Communism never took human nature into account, which meant that the workers’ paradise was always going to be just a pipe dream. Of course, in the Russia of 1917, the Bolsheviks were willing to go to any lengths to force the rest of their countrymen to try to create that paradise. For people like Marina Makarova, protagonist of Janet Fitch’s The Revolution of Marina M., this meant that they had to shift for themselves as best they could while trying to get around the increasingly complex and discriminatory bureaucracy. Throughout the book, Marina encounters person after person who is only out for themselves. It is the worst place at the worst time for a passionate, naive girl who doesn’t know what she wants and is used to being cared for by servants.
After a prologue that takes away some of the tension by revealing that she survives and escapes the nascent Soviet Union, we meet 16-year-old, St. Petersburg native Marina at a party for her aristocratic set early in 1917. She is struggling with her strong physical attraction for Kolya while also flirting with Communism via her friendship with the sharp-tongued Varvara. She doesn’t have any political convictions herself, but she empathizes with the poor. Her parents seem willing to let Marina and Kolya flirt, they are increasingly angry with her for her slumming with Varvara and the teeming millions of the city.

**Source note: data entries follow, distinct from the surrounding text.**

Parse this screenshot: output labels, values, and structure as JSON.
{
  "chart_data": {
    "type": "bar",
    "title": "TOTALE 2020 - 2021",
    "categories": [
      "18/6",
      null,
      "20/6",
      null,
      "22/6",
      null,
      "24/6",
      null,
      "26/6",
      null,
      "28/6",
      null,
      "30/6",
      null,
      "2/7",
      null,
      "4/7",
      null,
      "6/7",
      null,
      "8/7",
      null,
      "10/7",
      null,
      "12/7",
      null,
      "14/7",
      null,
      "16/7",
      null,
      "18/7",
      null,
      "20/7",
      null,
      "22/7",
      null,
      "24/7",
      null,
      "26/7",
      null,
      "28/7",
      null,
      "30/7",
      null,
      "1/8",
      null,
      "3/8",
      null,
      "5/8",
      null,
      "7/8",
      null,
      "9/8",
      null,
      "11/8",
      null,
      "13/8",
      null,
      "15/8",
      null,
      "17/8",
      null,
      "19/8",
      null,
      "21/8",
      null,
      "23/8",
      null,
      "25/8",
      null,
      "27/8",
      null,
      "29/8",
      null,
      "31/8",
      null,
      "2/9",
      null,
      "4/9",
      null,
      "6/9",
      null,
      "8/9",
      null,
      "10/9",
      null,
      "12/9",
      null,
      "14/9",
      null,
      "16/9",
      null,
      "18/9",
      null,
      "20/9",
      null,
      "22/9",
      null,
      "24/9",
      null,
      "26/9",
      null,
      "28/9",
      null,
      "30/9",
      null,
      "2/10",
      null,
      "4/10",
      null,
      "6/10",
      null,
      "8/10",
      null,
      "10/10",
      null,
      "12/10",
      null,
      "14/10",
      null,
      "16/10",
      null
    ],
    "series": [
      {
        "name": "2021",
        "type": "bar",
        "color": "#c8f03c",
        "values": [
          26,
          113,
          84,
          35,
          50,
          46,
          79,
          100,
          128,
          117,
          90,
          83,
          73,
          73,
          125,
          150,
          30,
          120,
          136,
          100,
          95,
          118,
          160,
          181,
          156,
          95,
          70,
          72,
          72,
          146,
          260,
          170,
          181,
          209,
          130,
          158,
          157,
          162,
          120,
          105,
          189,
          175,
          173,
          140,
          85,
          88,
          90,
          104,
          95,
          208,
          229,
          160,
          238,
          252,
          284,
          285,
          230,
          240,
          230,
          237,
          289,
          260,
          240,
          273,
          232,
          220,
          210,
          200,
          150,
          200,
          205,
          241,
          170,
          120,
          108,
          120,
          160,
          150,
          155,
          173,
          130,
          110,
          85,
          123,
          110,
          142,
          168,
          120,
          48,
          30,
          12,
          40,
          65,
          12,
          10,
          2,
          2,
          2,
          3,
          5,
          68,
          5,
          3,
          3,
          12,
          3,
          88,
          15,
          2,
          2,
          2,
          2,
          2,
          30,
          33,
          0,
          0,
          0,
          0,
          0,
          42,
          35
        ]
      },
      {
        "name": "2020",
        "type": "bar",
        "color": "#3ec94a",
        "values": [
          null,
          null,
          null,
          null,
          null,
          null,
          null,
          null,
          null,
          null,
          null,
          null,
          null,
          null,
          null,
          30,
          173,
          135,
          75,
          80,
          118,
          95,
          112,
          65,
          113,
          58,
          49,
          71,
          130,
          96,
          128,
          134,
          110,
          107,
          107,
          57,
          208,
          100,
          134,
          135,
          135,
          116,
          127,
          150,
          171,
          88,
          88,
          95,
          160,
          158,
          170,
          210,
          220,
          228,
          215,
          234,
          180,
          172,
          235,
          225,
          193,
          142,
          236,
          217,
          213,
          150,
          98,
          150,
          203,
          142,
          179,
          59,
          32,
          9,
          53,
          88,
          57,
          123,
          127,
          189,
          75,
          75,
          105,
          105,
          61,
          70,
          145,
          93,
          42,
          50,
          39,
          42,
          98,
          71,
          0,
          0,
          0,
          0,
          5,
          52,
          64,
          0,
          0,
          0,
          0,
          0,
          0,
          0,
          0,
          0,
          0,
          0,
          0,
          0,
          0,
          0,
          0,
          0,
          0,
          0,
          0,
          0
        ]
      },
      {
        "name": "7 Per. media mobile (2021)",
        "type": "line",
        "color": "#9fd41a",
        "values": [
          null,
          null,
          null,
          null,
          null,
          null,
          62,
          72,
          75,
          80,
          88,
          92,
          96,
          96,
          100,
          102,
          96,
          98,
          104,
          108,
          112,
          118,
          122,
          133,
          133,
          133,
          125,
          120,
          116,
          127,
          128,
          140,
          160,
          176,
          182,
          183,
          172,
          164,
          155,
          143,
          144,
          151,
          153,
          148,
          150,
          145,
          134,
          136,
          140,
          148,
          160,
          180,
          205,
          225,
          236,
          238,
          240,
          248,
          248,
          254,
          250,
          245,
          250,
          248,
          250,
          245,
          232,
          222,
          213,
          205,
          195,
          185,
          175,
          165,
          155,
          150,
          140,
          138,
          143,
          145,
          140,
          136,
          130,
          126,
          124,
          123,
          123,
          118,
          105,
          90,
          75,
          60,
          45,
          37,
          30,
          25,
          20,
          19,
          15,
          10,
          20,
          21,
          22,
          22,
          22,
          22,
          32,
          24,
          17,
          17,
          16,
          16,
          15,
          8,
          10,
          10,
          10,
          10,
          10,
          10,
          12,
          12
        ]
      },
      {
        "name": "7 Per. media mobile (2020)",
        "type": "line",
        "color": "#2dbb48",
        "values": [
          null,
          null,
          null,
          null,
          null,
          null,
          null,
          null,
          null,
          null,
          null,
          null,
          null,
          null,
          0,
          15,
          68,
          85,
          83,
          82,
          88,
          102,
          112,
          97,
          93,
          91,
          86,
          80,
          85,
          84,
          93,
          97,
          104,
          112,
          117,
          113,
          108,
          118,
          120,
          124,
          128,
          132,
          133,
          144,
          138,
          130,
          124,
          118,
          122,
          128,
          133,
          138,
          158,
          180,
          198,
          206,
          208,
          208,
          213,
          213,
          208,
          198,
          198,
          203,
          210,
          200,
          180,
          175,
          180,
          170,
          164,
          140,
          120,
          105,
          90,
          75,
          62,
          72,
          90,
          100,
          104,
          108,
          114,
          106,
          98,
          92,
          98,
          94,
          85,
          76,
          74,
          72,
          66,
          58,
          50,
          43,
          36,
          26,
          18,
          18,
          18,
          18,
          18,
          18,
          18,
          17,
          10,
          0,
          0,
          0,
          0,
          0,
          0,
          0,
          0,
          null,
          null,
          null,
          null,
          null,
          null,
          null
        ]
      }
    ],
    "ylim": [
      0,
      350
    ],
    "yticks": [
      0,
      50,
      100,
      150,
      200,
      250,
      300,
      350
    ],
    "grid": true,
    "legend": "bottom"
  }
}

The Revolution of Marina M. covers 1917 through 1919. Marina is caught more than once by the rapidly developing violence of the Russian Revolution and subsequent civil war. She might have been able to keep her head down once she moves in with an anarchic group of Futurist poets, but she’s caught between jealous lovers, revolutionary friends, and aristocratic, anti-Bolshevik parents. The other people in her life never seem to show their best sides when Marina’s life is in peril. Granted, it’s hard to stick one’s neck out when the price might be starvation, imprisonment, or execution. On top of this, in Marina’s case, is the fact that most of the people in her life grow exasperated with her fickle heart and ineptitude. Something about Marina brings out the worst in a lot of people and they’re reluctant to do much for her.
In spite of all this, Marina somehow soldiers on. She survives hunger, kidnapping and rape, imprisonment, and treat of summary execution. Because of her attachment to her parents and her friends, she never becomes a devoted revolutionary. She does become a devoted survivor, though never in a way that stretched my credulity. What I did have a hard time believing was the strange ending sequence of the novel, when Marina falls in with a group of people practicing some kind of transcendentalist hooey. I could see this section as an internal revolution for our protagonist, in which she finally learns to stop relying on others to bail her out. But it’s so weird that the last 100+ pages just didn’t work for me. (The ending also leaves a big question unanswered.)
The Revolution of Marina M. is probably too long. It’s definitely too histrionic. But I’ll admit that I was hooked for most of it. By the time I got to the part I didn’t like, I was so close to the end I couldn’t quit. What I liked most about this book was the way that Fitch brought 1917 St. Petersburg back to life through the eyes of a bewildered girl. I imagine that Marina’s experience of politics was a common one; unlike dedicated Communists, most of what happened politically in those years seemed like one unexpected blow after another. Fitch has a deft hand with the research. So while The Revolution of Marina M. is definitely an imperfect book, it does have some things to recommend it to readers who are willing to put up with a heavy dose of melodrama in their historical fiction.
I received a free copy of this book from the publisher via NetGalley for review consideration. It will be released 7 November 2017.